Lo spirito liturgico nel canto


Anche questo è un grande argomento a lungo dibattuto. Come nel caso dell'architettura e dell'arte figurativa, oggi ci si chiede "che caratteristiche deve avere la musica liturgica?". Non tutti sono in grado di rispondere, a cominciare dal clero.
In uno dei primi post ricordavo gli "ingredienti" della liturgia: pietà, λατρεία, traditio, azione comune.
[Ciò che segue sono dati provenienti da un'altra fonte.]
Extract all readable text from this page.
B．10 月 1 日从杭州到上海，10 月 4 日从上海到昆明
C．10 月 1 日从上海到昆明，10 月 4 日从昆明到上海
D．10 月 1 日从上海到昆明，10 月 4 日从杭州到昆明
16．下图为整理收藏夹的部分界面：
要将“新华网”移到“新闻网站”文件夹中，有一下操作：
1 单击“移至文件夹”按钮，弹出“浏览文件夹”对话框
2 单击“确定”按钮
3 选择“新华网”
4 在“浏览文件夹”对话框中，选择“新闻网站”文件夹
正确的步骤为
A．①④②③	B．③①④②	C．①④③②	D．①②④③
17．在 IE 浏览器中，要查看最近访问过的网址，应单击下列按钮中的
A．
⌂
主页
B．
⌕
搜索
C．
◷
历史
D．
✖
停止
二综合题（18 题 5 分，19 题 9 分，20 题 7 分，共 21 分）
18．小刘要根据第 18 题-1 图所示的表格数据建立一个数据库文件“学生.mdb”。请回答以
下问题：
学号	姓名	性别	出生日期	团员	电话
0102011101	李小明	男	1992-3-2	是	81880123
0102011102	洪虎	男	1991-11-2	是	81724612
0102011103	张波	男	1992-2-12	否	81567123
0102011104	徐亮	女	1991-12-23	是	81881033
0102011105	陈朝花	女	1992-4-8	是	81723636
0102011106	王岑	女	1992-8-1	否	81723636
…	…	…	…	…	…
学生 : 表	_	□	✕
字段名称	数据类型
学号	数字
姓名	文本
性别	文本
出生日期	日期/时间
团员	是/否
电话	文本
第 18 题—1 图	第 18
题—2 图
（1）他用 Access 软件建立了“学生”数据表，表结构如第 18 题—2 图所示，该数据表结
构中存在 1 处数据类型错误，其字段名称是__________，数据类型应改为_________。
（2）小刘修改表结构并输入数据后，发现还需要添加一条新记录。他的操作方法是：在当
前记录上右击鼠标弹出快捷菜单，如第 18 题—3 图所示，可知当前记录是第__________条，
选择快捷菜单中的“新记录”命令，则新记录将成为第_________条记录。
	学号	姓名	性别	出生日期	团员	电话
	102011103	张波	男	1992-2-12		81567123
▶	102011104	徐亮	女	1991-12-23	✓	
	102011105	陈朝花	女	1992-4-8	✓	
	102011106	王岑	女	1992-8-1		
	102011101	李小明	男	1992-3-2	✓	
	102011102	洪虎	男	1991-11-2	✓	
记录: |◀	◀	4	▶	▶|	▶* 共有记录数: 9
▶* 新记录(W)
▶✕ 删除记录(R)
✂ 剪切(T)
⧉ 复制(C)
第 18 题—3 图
Anche il cosiddetto canto liturgico o "canto sacro" dev'essere investito delle medesime caratteristiche. Il canto è certamente una tra le più "spirituali" arti dell'uomo. Il modo di eseguirlo comunica immediatamente delle vibrazioni ad un'animo. Amerei definire "sacro" quel canto che tocca, come delicate dita, le parti più interne e "segrete", il santuario dell'uomo, la sua "zona sacra" perché in diretto rapporto con Dio. Questa zona che la Scrittura denomina con il termine di "cuore" ha bisogno d'essere illuminata, d'essere scoperta. Il canto può essere in grado di fare questo lavoro.


Viceversa se il canto, in luogo d'illuminare l'interiorità umana, si rivolge alla sensualità, risveglia le  passioni, agita spingendo al ballo.... mi spiace ma non ha nulla a che fare con la Chiesa, pure se canta parole tratte dalla Bibbia. Il fatto che oggi sia ricorrente questo tipo di canto nelle liturgie cattoliche nulla toglie a quanto detto. La cosa si può paragonare ad uno con mille penne che non scrivono o scrivono parecchio male. Il fatto di averle non gli consente di scrivere correttamente neppure una parola. Viceversa, uno può avere una sola penna funzionante e, con quella, può fare molto. Lo stesso si può dire del canto.
Il canto gregoriano, o quello bizantino, non sono dei veri e propri canti liturgici per una pura consuetudine. Lo sono perché toccano certi centri dell'interiorità umana ed evitano fenomeni non utili alla preghiera. Sono essenzialmente dei canti ascetici ed è per questo che sono adoperati nella liturgia.
Più un canto si distacca da queste caratteristiche più è estraneo alla Chiesa e importa in essa uno spirito a lei alieno.
Nel video ho portato l'esempio di un canto gregoriano assai raro. Si tratta di un "Kyrie" molto interiore e luminoso.
Nel secondo video abbiamo un esempio di canto bizantino del quale possiamo apprezzare la particolare asceticità. E' un pezzo tratto dalla Compieta bizantina in tempo di quaresima. Si noti come evoca un particolare senso di contrizione.